I feel like this is something we could probably work on together if you’re interested @Eidolon , as I’d like to extend the functionality beyond what Sandberg and Ameoba did as well. Would probably be more efficient than working on things seperately
Yeah I’d just dump them all into a dragon details table… similarly a buildingdetails table
I’d have a separate table for keeping track of imports and use the key value there to stamp all new dragon details. Create a maintenance job to archive or purge and/or rollup old data.
It’s pretty easy, both Python and C sharp can import csv easily into objects you could create rows from. Would need to do a little work to catch row changes.
You could read directly from flatfiles but it likely would be a lot slower (with a decent load) and less powerful with searching, and you would want to basically pre-create your own layout.
Creating the join statements will be the hardest part.
Using NOSQL because it’s what you know or do you have a design choice driving that?
Nothing wrong with nodeJS. I have bittersweet experiences. Not really familiar with your UI.
Absolutely. I’m not with tons of available time but this kind of project is fun for me. I definitely have a lot of ideas. I actually might enjoy more of a brainstorming/engineering talk than implementation due to limited time and already having ideas I wished sandberg and amoeba had done
I am using Angular to diectly parse the data into Arrays which can simply be handled, this brings the benefit that for every normal game update the only thing I need to do is to upload the csv files into the /asset folder, which makes it easy to maintain.
I will push my code to GitHub, once I have implemented all the basic stuff, as currently to have a fast solution some of the code needs to be refactored anyhow.

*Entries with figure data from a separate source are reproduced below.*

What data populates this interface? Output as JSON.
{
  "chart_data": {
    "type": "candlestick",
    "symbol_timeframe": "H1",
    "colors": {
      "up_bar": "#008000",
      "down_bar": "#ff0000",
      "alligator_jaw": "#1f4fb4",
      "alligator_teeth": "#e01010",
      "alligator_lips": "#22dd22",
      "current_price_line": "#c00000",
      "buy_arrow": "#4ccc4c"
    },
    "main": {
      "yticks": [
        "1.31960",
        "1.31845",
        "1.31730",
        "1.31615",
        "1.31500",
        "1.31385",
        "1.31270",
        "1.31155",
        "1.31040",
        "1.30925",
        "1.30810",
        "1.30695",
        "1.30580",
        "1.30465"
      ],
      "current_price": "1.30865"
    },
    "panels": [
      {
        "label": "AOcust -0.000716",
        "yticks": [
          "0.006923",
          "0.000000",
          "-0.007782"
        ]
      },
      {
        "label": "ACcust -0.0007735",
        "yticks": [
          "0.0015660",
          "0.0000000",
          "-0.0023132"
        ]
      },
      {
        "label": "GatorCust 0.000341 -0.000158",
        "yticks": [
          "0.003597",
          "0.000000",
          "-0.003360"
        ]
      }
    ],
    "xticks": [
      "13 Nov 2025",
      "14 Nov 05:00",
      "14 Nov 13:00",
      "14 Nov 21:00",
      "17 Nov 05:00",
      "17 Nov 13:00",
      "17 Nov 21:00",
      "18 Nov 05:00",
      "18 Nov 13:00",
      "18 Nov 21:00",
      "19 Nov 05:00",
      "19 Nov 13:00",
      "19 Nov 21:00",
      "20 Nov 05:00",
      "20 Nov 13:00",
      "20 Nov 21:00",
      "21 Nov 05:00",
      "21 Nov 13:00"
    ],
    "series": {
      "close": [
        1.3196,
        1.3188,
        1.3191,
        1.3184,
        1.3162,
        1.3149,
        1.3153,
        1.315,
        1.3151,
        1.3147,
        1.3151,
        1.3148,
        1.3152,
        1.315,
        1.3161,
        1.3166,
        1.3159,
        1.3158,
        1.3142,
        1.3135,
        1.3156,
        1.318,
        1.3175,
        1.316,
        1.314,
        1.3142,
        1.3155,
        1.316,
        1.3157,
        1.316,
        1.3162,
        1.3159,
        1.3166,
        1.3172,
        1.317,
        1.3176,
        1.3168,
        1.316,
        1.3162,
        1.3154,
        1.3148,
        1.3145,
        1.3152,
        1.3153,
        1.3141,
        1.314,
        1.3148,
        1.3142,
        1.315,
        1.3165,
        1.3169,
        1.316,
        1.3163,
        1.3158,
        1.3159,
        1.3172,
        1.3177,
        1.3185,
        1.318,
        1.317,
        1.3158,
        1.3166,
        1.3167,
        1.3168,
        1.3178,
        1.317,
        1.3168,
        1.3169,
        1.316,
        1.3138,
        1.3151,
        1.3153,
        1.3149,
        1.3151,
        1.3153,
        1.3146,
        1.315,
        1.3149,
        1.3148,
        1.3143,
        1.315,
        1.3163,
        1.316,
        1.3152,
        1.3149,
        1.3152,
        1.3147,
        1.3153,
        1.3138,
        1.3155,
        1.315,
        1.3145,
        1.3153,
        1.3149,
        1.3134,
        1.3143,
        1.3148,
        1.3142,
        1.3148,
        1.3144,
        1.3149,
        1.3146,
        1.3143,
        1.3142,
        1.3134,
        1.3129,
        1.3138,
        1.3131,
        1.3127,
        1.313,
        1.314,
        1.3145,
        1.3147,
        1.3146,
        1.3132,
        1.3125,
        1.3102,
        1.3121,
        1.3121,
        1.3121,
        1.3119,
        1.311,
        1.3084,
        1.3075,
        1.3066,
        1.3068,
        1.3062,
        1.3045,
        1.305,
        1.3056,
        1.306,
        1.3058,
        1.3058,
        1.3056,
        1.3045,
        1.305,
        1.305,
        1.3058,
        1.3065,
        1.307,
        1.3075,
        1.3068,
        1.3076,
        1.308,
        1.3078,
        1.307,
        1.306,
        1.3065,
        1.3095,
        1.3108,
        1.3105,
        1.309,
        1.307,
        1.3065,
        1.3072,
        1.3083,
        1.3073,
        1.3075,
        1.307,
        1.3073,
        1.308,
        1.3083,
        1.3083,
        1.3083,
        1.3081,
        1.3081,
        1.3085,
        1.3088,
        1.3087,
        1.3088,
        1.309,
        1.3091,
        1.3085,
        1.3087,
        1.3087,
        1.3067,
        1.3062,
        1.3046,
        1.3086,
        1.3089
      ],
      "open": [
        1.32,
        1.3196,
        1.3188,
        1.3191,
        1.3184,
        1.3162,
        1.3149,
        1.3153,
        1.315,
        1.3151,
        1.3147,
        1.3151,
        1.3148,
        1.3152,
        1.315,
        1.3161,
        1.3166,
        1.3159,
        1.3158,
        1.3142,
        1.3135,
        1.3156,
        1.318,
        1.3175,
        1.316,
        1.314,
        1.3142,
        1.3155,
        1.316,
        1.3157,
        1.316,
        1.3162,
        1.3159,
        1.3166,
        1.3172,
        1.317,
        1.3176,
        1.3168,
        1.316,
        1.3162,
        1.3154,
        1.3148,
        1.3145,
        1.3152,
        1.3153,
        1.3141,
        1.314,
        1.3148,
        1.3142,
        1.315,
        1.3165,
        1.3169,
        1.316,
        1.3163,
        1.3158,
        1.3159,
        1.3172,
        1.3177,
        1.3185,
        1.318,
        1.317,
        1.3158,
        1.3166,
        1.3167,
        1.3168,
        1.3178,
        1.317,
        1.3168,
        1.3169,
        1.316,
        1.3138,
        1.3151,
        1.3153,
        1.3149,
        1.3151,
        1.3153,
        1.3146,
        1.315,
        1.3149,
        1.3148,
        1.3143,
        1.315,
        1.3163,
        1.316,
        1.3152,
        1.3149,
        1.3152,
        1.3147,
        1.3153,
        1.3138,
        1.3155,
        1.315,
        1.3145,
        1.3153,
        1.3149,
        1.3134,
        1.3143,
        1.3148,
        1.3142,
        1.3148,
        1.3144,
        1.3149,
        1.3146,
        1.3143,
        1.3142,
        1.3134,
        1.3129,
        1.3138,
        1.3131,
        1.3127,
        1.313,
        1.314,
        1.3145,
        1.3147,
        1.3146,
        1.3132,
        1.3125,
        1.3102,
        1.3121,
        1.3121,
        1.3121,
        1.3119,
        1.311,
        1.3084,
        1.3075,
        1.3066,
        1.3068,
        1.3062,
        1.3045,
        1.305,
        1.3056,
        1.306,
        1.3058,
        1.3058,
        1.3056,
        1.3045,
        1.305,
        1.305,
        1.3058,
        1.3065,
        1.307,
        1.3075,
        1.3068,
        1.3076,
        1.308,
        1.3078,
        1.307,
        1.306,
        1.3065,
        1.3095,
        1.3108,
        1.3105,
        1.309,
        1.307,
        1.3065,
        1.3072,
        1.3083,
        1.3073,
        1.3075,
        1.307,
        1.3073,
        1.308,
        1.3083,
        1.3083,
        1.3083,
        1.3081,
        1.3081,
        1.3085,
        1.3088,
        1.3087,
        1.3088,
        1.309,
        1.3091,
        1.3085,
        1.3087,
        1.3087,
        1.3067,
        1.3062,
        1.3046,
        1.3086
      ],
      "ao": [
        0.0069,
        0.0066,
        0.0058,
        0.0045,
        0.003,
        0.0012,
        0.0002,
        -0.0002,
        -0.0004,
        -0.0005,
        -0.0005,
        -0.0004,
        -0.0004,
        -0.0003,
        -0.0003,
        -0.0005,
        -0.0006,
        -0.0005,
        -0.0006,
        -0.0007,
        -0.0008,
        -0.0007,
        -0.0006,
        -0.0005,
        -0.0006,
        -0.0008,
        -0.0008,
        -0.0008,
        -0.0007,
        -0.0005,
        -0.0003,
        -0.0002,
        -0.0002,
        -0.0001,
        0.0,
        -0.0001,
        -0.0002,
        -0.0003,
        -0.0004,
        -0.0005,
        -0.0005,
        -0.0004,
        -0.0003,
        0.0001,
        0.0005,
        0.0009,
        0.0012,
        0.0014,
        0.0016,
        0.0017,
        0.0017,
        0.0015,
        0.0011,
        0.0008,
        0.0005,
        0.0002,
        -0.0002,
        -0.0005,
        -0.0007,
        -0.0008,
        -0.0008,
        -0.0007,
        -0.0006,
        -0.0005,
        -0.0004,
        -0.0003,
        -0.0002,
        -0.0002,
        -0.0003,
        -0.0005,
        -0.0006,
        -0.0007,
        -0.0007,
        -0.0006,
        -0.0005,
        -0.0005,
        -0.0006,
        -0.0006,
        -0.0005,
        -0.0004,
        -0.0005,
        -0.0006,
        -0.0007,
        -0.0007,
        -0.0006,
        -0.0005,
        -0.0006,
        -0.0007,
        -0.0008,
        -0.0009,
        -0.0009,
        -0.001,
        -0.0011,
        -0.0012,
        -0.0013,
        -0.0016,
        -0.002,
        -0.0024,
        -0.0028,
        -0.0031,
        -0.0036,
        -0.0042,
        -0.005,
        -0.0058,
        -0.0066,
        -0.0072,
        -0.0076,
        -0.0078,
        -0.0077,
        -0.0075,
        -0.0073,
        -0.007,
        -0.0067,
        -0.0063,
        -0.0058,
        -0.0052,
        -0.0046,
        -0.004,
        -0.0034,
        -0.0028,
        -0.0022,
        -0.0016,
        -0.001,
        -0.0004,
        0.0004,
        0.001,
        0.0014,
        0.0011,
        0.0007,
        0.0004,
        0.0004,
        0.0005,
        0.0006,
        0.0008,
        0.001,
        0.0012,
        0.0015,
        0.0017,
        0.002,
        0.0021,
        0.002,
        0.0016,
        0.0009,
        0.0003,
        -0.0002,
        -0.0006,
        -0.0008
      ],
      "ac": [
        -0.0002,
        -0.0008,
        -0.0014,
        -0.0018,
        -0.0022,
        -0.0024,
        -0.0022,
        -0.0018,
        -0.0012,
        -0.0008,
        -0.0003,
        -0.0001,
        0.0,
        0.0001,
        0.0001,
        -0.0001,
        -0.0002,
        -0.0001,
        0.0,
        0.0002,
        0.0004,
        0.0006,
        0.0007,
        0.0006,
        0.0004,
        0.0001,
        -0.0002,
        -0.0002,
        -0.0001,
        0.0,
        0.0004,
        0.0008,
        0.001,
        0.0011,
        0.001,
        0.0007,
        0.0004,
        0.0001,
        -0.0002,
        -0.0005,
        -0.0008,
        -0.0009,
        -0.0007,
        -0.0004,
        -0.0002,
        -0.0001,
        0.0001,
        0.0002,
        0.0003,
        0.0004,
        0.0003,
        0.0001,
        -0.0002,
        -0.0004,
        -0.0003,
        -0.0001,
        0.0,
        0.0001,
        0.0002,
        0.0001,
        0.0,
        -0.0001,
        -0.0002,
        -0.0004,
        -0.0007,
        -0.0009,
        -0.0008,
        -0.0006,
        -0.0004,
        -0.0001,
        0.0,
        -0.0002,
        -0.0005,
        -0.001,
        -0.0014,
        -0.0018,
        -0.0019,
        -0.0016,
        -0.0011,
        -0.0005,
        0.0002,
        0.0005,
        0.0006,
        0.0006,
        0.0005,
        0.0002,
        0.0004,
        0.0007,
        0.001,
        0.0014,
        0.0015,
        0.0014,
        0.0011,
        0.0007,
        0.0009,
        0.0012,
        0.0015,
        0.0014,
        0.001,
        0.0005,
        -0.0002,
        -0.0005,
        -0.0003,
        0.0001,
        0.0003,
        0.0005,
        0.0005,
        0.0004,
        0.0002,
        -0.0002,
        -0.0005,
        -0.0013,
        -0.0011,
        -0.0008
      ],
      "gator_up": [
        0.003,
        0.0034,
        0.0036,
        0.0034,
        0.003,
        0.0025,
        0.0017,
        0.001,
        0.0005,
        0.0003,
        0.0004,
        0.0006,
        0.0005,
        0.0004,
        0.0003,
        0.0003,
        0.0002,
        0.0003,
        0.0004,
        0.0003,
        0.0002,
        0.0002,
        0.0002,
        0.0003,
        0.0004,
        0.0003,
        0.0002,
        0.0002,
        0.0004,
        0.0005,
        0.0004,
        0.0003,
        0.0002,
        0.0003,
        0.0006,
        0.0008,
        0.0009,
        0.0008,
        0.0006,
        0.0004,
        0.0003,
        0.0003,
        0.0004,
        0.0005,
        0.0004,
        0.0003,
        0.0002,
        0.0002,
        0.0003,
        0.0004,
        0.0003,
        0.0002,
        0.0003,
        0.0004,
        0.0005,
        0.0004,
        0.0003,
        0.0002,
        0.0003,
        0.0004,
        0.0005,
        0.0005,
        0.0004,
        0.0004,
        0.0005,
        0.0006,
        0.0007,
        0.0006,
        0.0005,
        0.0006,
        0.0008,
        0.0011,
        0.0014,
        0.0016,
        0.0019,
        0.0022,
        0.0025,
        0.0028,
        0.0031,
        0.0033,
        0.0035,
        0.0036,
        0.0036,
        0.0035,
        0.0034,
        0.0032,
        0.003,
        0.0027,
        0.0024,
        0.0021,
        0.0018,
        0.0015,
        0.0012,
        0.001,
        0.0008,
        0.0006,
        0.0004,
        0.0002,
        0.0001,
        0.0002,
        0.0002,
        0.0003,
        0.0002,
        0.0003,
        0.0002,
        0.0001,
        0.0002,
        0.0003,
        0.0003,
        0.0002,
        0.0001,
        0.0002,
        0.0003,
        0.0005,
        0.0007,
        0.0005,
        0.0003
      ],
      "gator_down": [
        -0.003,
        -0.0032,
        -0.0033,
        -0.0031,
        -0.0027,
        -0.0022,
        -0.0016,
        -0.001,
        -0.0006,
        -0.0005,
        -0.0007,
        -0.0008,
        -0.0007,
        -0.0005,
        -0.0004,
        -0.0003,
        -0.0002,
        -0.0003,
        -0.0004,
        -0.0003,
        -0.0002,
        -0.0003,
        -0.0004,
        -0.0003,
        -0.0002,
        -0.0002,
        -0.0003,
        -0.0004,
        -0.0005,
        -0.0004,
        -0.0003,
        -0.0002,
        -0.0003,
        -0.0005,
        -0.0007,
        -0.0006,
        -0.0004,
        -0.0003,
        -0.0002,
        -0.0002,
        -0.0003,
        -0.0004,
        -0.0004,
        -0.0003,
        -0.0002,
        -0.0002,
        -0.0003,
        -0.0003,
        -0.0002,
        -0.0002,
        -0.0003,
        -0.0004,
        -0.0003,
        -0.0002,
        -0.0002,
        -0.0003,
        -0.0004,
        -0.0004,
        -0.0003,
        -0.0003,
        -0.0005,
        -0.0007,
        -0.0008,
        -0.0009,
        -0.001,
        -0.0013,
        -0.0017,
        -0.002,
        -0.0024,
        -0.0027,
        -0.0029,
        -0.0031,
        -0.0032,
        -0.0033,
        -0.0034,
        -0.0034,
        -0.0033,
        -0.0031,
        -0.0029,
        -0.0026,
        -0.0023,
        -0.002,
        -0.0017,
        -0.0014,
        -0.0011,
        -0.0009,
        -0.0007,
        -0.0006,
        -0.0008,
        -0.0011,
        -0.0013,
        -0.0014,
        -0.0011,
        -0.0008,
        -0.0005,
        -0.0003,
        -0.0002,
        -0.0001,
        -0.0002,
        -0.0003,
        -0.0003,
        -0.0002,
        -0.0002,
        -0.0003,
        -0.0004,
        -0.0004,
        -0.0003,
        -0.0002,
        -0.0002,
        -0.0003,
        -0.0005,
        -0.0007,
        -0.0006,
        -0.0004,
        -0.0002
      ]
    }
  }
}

I am wondering if combined forces aren’t more effective and efficient to get the best results.
Basically it’s what I’m familiar with and it also allowed me to embed the level data into each dragon itself as I spent a bit of time yesterday parsing the data and formatting it into some nicer JSON files that I could manipulate.
Implementation is the easier parts of doing everything, coming up with the ideas the more difficult part. It’d be great if we could have some sort of chat going on about ideas, engineering and such. Do you have line, or what would be your preferred source of communication
I thought about that but I was concerned about potential performance issues so I just spent about two days writing code to parse the csvs into json to insert into a database.
Would probably be the best thing for the community imo
Hmm, you know what they say about coding projects… With twice the people you can build the code in twice the time!
Anyway, I’m faffing around a bit with the files too. I don’t think it’s bad a lot of people are working on this but it’s good to exchange info on where stuff is located.